Чаз хорошо помнил ту сцену в помещении клуба старших классов. С каникул, проведенных у бабушки, Клив приволок в школу фляжку с виски и в тот вечер то и дело прикладывался к ней. С каждым глотком он делался все самонадеяннее, все шумнее и агрессивнее. Он нуждался во всеобщем внимании. Сначала Клив принялся похваляться татуировкой, которую нанес в эти каникулы на внутреннюю сторону руки. Он во всеуслышание повествовал об этом подвиге, совершенном с помощью перочинного ножа и чернил, однако, поскольку эта повесть оказалась недостаточно захватывающей, Клив решил потешить публику и совершить очередной акт самоистязания у всех на глазах. Очевидно, он приготовился заранее, ведь специальную иглу, какой пользуются обойщики мебели, не найдешь в обычном школьном рюкзаке. Клив вытащил иглу и, даже не поморщившись, проткнул разом и кожу, и плоть. Чаз видел, как толстая изогнутая игла пробуравила отверстие в мочке уха и вышла с другой стороны. Вот уж не думал, что ухо будет так кровоточить. Одна девчонка грохнулась в обморок, двум другим стало дурно, а Клив знай себе улыбался, точно малость не в себе.
– Ну как, нравится? – Отвернувшись от зеркала, Клив предложил соседу полюбоваться на свою работу – растрепанный парик, черные гниющие зубы, под правым глазом кожа потрескалась и словно нагноилась, специальные вставки распялили ноздри, обнажив внутреннюю структуру носа. – Это будет получше твоего Гамлета-гомика, Квилтер, верно?
С этим спорить не приходилось. Чаз выбрал образ Гамлета по одной-единственной причине: под Гамлета было легче всего загримироваться. Его светлые волосы вполне годились для датского принца, и в свою гримировку Чаз не вложил ни таланта, ни умения. Ему было все равно– это занятие ничего для него не значило. Все утратило для него смысл в последние месяцы.
Клив подпрыгивал перед ним, разминая ноги, как боксер перед схваткой.
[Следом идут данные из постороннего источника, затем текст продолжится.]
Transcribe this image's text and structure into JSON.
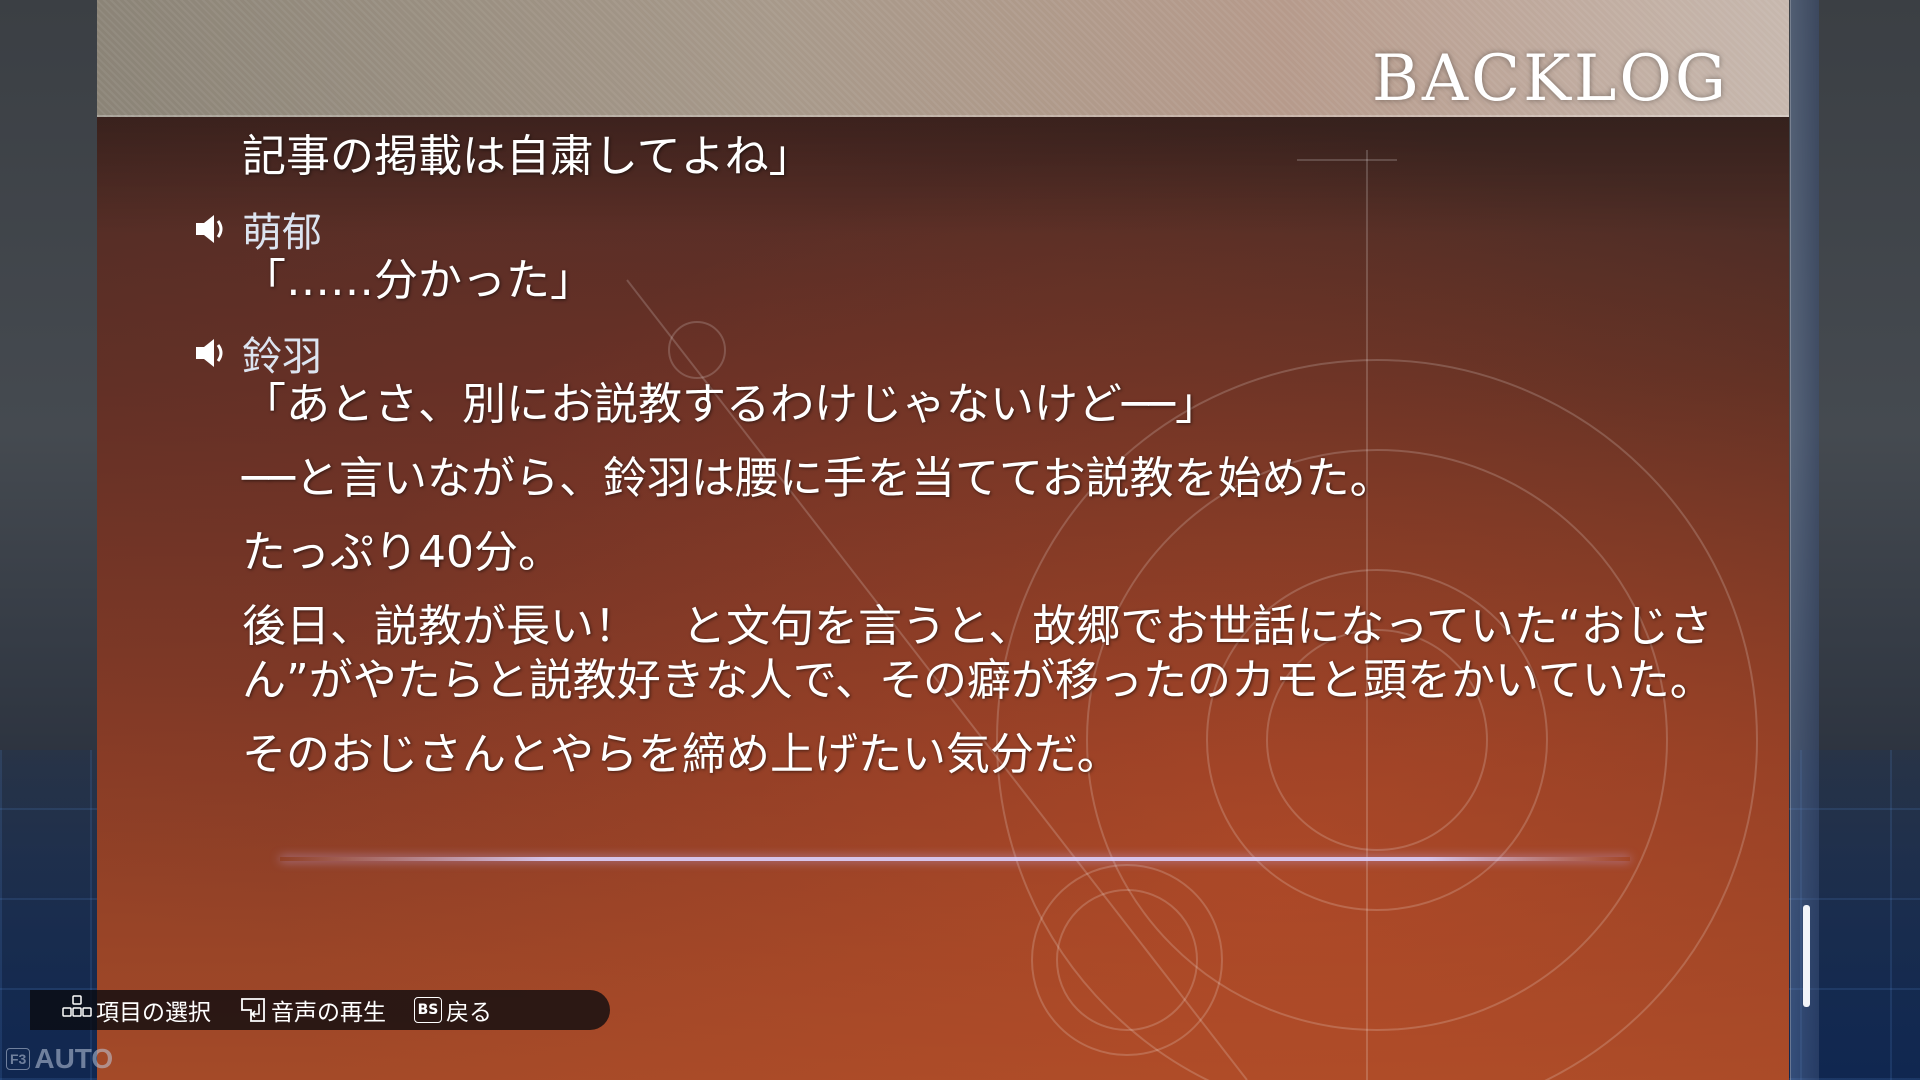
{
  "header": {
    "title": "BACKLOG"
  },
  "log": {
    "entries": [
      {
        "speaker": "",
        "text": "記事の掲載は自粛してよね」"
      },
      {
        "speaker": "萌郁",
        "text": "「……分かった」"
      },
      {
        "speaker": "鈴羽",
        "text": "「あとさ、別にお説教するわけじゃないけど──」"
      },
      {
        "speaker": "",
        "text": "──と言いながら、鈴羽は腰に手を当ててお説教を始めた。"
      },
      {
        "speaker": "",
        "text": "たっぷり40分。"
      },
      {
        "speaker": "",
        "text": "後日、説教が長い！　と文句を言うと、故郷でお世話になっていた“おじさん”がやたらと説教好きな人で、その癖が移ったのカモと頭をかいていた。"
      },
      {
        "speaker": "",
        "text": "そのおじさんとやらを締め上げたい気分だ。"
      }
    ]
  },
  "footer": {
    "select_label": "項目の選択",
    "play_voice_label": "音声の再生",
    "back_key": "BS",
    "back_label": "戻る"
  },
  "auto": {
    "key": "F3",
    "label": "AUTO"
  },
  "colors": {
    "accent": "#e0d8ff",
    "panel": "#8a3d26",
    "footer_bg": "#0a0a0f"
  }
}
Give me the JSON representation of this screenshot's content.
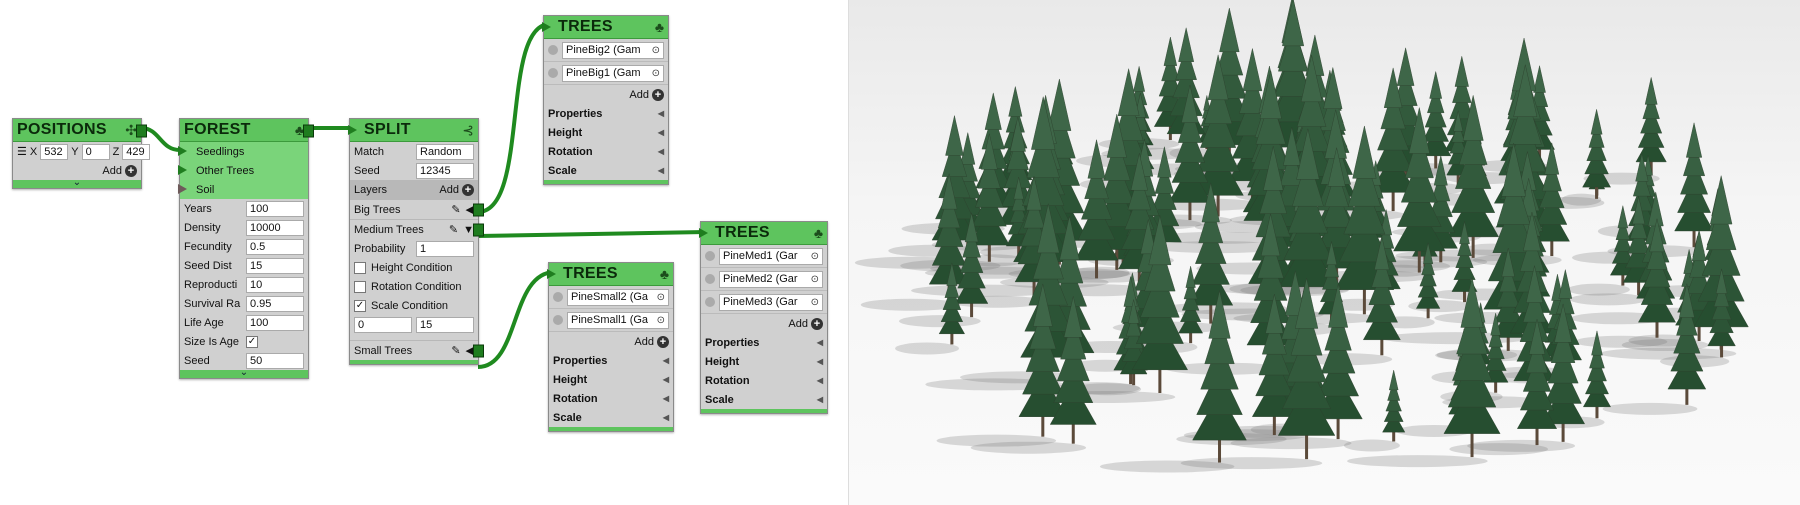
{
  "positions_node": {
    "title": "POSITIONS",
    "x_label": "X",
    "x_value": "532",
    "y_label": "Y",
    "y_value": "0",
    "z_label": "Z",
    "z_value": "429",
    "add_label": "Add"
  },
  "forest_node": {
    "title": "FOREST",
    "inputs": [
      "Seedlings",
      "Other Trees",
      "Soil"
    ],
    "fields": [
      {
        "label": "Years",
        "value": "100"
      },
      {
        "label": "Density",
        "value": "10000"
      },
      {
        "label": "Fecundity",
        "value": "0.5"
      },
      {
        "label": "Seed Dist",
        "value": "15"
      },
      {
        "label": "Reproducti",
        "value": "10"
      },
      {
        "label": "Survival Ra",
        "value": "0.95"
      },
      {
        "label": "Life Age",
        "value": "100"
      },
      {
        "label": "Size Is Age",
        "value": "✓"
      },
      {
        "label": "Seed",
        "value": "50"
      }
    ]
  },
  "split_node": {
    "title": "SPLIT",
    "match_label": "Match",
    "match_value": "Random",
    "seed_label": "Seed",
    "seed_value": "12345",
    "layers_label": "Layers",
    "add_label": "Add",
    "layers": [
      "Big Trees",
      "Medium Trees",
      "Small Trees"
    ],
    "probability_label": "Probability",
    "probability_value": "1",
    "conditions": [
      {
        "label": "Height Condition",
        "checked": ""
      },
      {
        "label": "Rotation Condition",
        "checked": ""
      },
      {
        "label": "Scale Condition",
        "checked": "✓"
      }
    ],
    "range_min": "0",
    "range_max": "15"
  },
  "trees_big": {
    "title": "TREES",
    "objects": [
      "PineBig2 (Gam",
      "PineBig1 (Gam"
    ],
    "add_label": "Add",
    "props": [
      "Properties",
      "Height",
      "Rotation",
      "Scale"
    ]
  },
  "trees_med": {
    "title": "TREES",
    "objects": [
      "PineMed1 (Gar",
      "PineMed2 (Gar",
      "PineMed3 (Gar"
    ],
    "add_label": "Add",
    "props": [
      "Properties",
      "Height",
      "Rotation",
      "Scale"
    ]
  },
  "trees_small": {
    "title": "TREES",
    "objects": [
      "PineSmall2 (Ga",
      "PineSmall1 (Ga"
    ],
    "add_label": "Add",
    "props": [
      "Properties",
      "Height",
      "Rotation",
      "Scale"
    ]
  },
  "colors": {
    "node_header": "#5ec45e",
    "wire": "#1f8a1f",
    "node_body": "#d0d0d0"
  },
  "icons": [
    "tree-icon",
    "grid-icon",
    "split-icon",
    "add-icon",
    "pencil-icon",
    "chevron-down-icon"
  ]
}
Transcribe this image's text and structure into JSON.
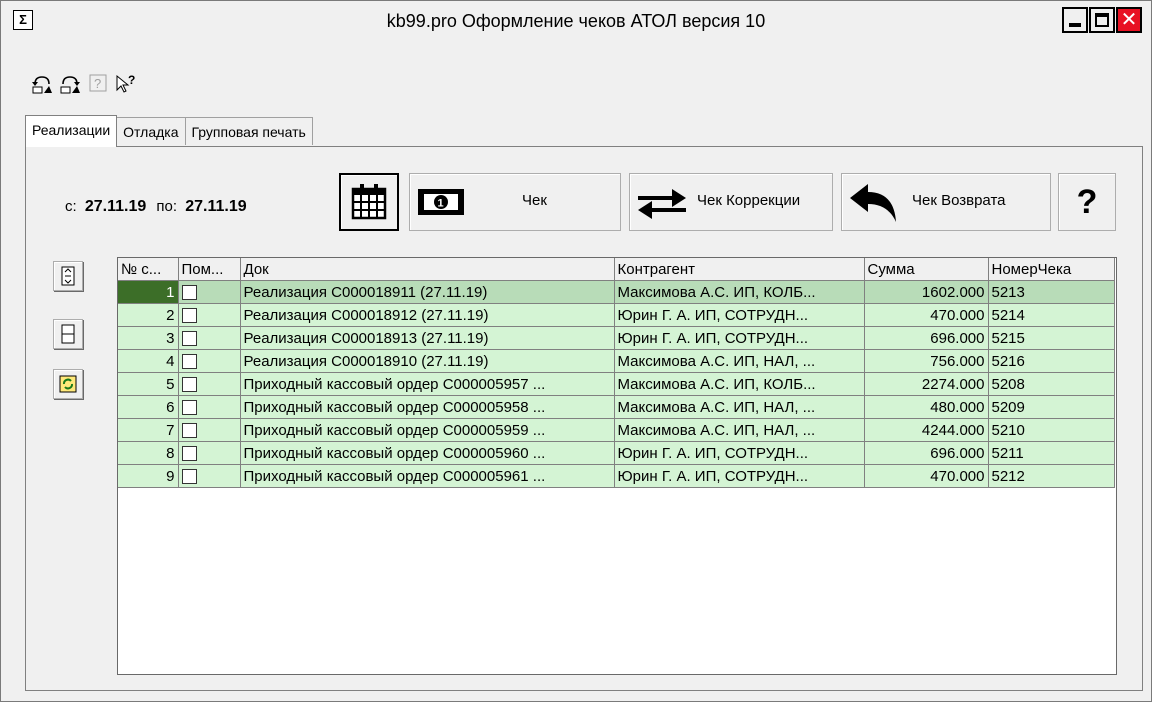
{
  "window": {
    "title": "kb99.pro Оформление чеков АТОЛ версия 10",
    "close_glyph": "✕"
  },
  "toolbar": {
    "icons": [
      "undo-icon",
      "redo-icon",
      "help-disabled-icon",
      "context-help-icon"
    ]
  },
  "tabs": [
    {
      "label": "Реализации",
      "active": true
    },
    {
      "label": "Отладка",
      "active": false
    },
    {
      "label": "Групповая печать",
      "active": false
    }
  ],
  "date_range": {
    "from_label": "с:",
    "from": "27.11.19",
    "to_label": "по:",
    "to": "27.11.19"
  },
  "buttons": {
    "check": "Чек",
    "correction": "Чек Коррекции",
    "return": "Чек Возврата",
    "help": "?"
  },
  "grid": {
    "columns": [
      "№ с...",
      "Пом...",
      "Док",
      "Контрагент",
      "Сумма",
      "НомерЧека"
    ],
    "rows": [
      {
        "n": "1",
        "doc": "Реализация  С000018911 (27.11.19)",
        "agent": "Максимова А.С. ИП, КОЛБ...",
        "sum": "1602.000",
        "check": "5213"
      },
      {
        "n": "2",
        "doc": "Реализация  С000018912 (27.11.19)",
        "agent": "Юрин Г. А. ИП, СОТРУДН...",
        "sum": "470.000",
        "check": "5214"
      },
      {
        "n": "3",
        "doc": "Реализация  С000018913 (27.11.19)",
        "agent": "Юрин Г. А. ИП, СОТРУДН...",
        "sum": "696.000",
        "check": "5215"
      },
      {
        "n": "4",
        "doc": "Реализация  С000018910 (27.11.19)",
        "agent": "Максимова А.С. ИП, НАЛ, ...",
        "sum": "756.000",
        "check": "5216"
      },
      {
        "n": "5",
        "doc": "Приходный кассовый ордер С000005957 ...",
        "agent": "Максимова А.С. ИП, КОЛБ...",
        "sum": "2274.000",
        "check": "5208"
      },
      {
        "n": "6",
        "doc": "Приходный кассовый ордер С000005958 ...",
        "agent": "Максимова А.С. ИП, НАЛ, ...",
        "sum": "480.000",
        "check": "5209"
      },
      {
        "n": "7",
        "doc": "Приходный кассовый ордер С000005959 ...",
        "agent": "Максимова А.С. ИП, НАЛ, ...",
        "sum": "4244.000",
        "check": "5210"
      },
      {
        "n": "8",
        "doc": "Приходный кассовый ордер С000005960 ...",
        "agent": "Юрин Г. А. ИП, СОТРУДН...",
        "sum": "696.000",
        "check": "5211"
      },
      {
        "n": "9",
        "doc": "Приходный кассовый ордер С000005961 ...",
        "agent": "Юрин Г. А. ИП, СОТРУДН...",
        "sum": "470.000",
        "check": "5212"
      }
    ]
  }
}
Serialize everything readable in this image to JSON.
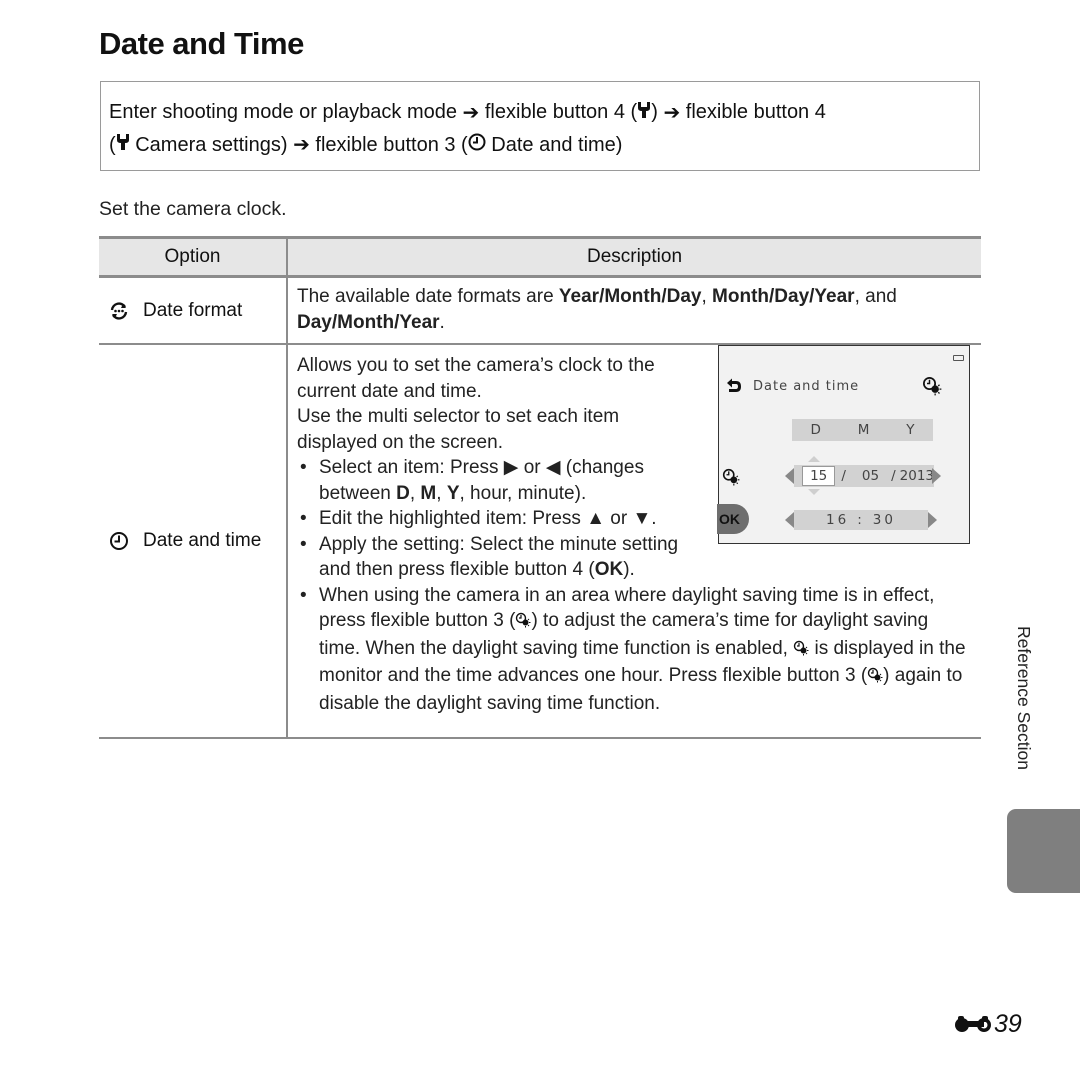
{
  "page": {
    "title": "Date and Time",
    "procedure": {
      "line1": {
        "part1": "Enter shooting mode or playback mode",
        "part2": "flexible button 4 (",
        "part3": ")",
        "part4": "flexible button 4"
      },
      "line2": {
        "part1": "(",
        "part2": "Camera settings)",
        "part3": "flexible button 3 (",
        "part4": "Date and time)"
      }
    },
    "intro": "Set the camera clock.",
    "table": {
      "headers": [
        "Option",
        "Description"
      ],
      "rows": [
        {
          "option": "Date format",
          "icon": "date-format-icon",
          "desc": {
            "pre": "The available date formats are ",
            "b1": "Year/Month/Day",
            "sep1": ", ",
            "b2": "Month/Day/Year",
            "sep2": ", and",
            "b3": "Day/Month/Year",
            "end": "."
          }
        },
        {
          "option": "Date and time",
          "icon": "clock-icon",
          "desc": {
            "p1": "Allows you to set the camera’s clock to the current date and time.",
            "p2": "Use the multi selector to set each item displayed on the screen.",
            "b1_pre": "Select an item: Press ",
            "b1_mid": " or ",
            "b1_post": " (changes between ",
            "b1_D": "D",
            "b1_c1": ", ",
            "b1_M": "M",
            "b1_c2": ", ",
            "b1_Y": "Y",
            "b1_end": ", hour, minute).",
            "b2_pre": "Edit the highlighted item: Press ",
            "b2_mid": " or ",
            "b2_end": ".",
            "b3_pre": "Apply the setting: Select the minute setting and then press flexible button 4 (",
            "b3_ok": "OK",
            "b3_end": ").",
            "b4_pre": "When using the camera in an area where daylight saving time is in effect, press flexible button 3 (",
            "b4_mid1": ") to adjust the camera’s time for daylight saving time. When the daylight saving time function is enabled, ",
            "b4_mid2": " is displayed in the monitor and the time advances one hour. Press flexible button 3 (",
            "b4_end": ") again to disable the daylight saving time function."
          }
        }
      ]
    },
    "camera_screen": {
      "header": "Date and time",
      "columns": [
        "D",
        "M",
        "Y"
      ],
      "day": "15",
      "sep1": "/",
      "month": "05",
      "sep2": "/",
      "year": "2013",
      "hour": "16",
      "time_sep": ":",
      "minute": "30",
      "ok_label": "OK"
    },
    "side_label": "Reference Section",
    "page_number": "39",
    "colors": {
      "tab_gray": "#7f7f7f",
      "header_bg": "#e6e6e6",
      "rule": "#8c8c8c"
    }
  }
}
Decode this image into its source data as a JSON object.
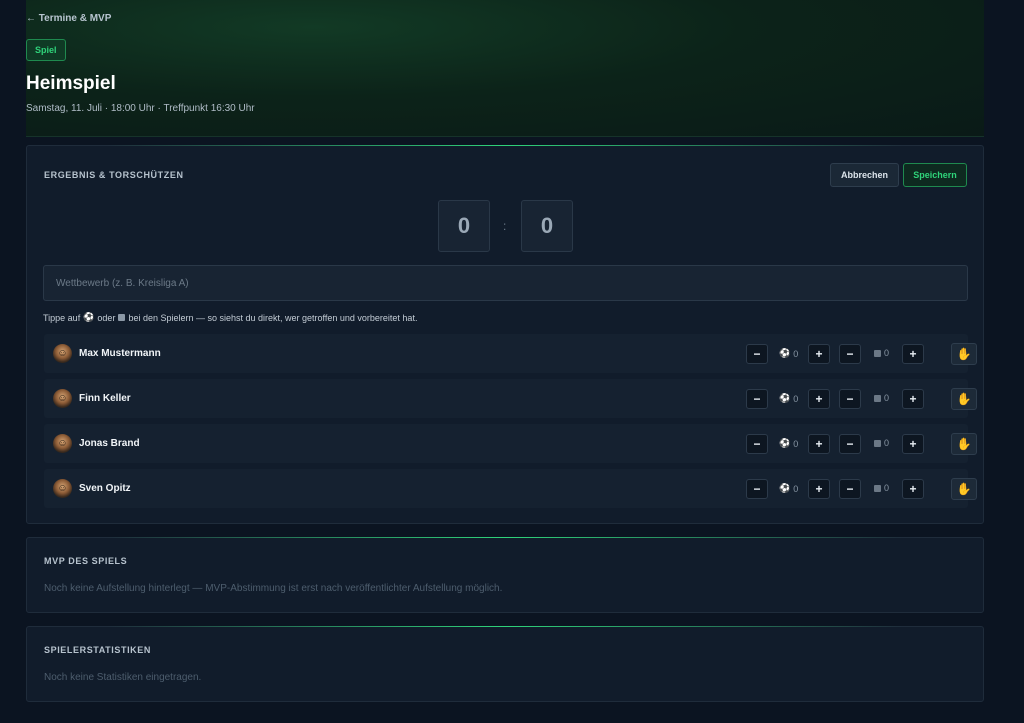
{
  "header": {
    "back_label": "← Termine & MVP",
    "badge": "Spiel",
    "title": "Heimspiel",
    "subtitle": "Samstag, 11. Juli · 18:00 Uhr · Treffpunkt 16:30 Uhr"
  },
  "result": {
    "section_title": "ERGEBNIS & TORSCHÜTZEN",
    "cancel_label": "Abbrechen",
    "save_label": "Speichern",
    "score_home": "0",
    "score_separator": ":",
    "score_away": "0",
    "competition_placeholder": "Wettbewerb (z. B. Kreisliga A)",
    "competition_value": "",
    "hint_part1": "Tippe auf",
    "hint_part2": "oder",
    "hint_part3": "bei den Spielern — so siehst du direkt, wer getroffen und vorbereitet hat.",
    "minus_label": "−",
    "plus_label": "+",
    "players": [
      {
        "name": "Max Mustermann",
        "goals": "0",
        "assists": "0"
      },
      {
        "name": "Finn Keller",
        "goals": "0",
        "assists": "0"
      },
      {
        "name": "Jonas Brand",
        "goals": "0",
        "assists": "0"
      },
      {
        "name": "Sven Opitz",
        "goals": "0",
        "assists": "0"
      }
    ]
  },
  "mvp": {
    "section_title": "MVP DES SPIELS",
    "text": "Noch keine Aufstellung hinterlegt — MVP-Abstimmung ist erst nach veröffentlichter Aufstellung möglich."
  },
  "stats": {
    "section_title": "SPIELERSTATISTIKEN",
    "text": "Noch keine Statistiken eingetragen."
  },
  "icons": {
    "goal": "soccer-ball-icon",
    "assist": "assist-icon",
    "hand": "hand-icon"
  },
  "colors": {
    "accent": "#2fd37a",
    "background": "#0b1421",
    "card": "#111c2b"
  }
}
– Ну же, Квилтер, скажи! При виде такого страшилища все пташки в «Галатея-хаус» попадают– а уж тогда! – И он вызывающе задвигал тазом, намекая на дальнейшие события. – Проделать это с пташкой, когда она лежит без чувств, смахивает на некрофилию. Это самый кайф, Квилтер – впрочем, тебе это знакомо, верно?
Чаз даже не вслушивался в его слова, лишь с удовлетворением отметил, что Клив, по крайней мере, не обращается к нему по имени, что его фамильярность не зашла пока так далеко. Это казалось утешительным признаком, словно, вопреки всему случившемуся, для него еще не все было потеряно.
– Эй, я должен красться, как страшное привидение! – И Клив закружил по комнате, ныряя под уставленные коробочками с гримом столы, заглядывая исподтишка в зеркала, потом подхватил передвижную вешалку с костюмами и принялся быстро перебирать их.
– Пойду по кампусу. Темно будет, так? – Он сорвал с вешалки плащ и, накинув его на плечи, принялся разыгрывать эту сцену. – Я бы мог заглянуть в «Галатею», навестить старину Пита с женой, но нет, сегодня у меня на уме другое. Совсем другое. – Он оскалил зубы, клыки длинные, как у волка. – Сегодня я удостою своим посещением самого директора. Сегодня мне откроется истина. Снимает ли Локвуд свой костюмчик, когда трахается, и кого он трахает – женушку или славного маленького третьеклассника? А может быть, он каждую ночь выбирает очередную девицу из «Галатеи» или «Эйрены»? И когда он запрыгивает на них по-собачьи, они стонут: «О, о, директор, мне так нравится, когда вы во мне, такой сильный мужчина!» Только я один буду знать его секрет, Квилтер. А если они прервутся посреди пыхтения и завывания и заметят мое лицо в окне, они ведь ни за что не догадаются, кто это к ним явился. Они испустят жуткий крик, поняв, что их застукали! – Клив откинул капюшон и остановился, раздвинув ноги, уперев руки в бока, вызывающе запрокинув голову.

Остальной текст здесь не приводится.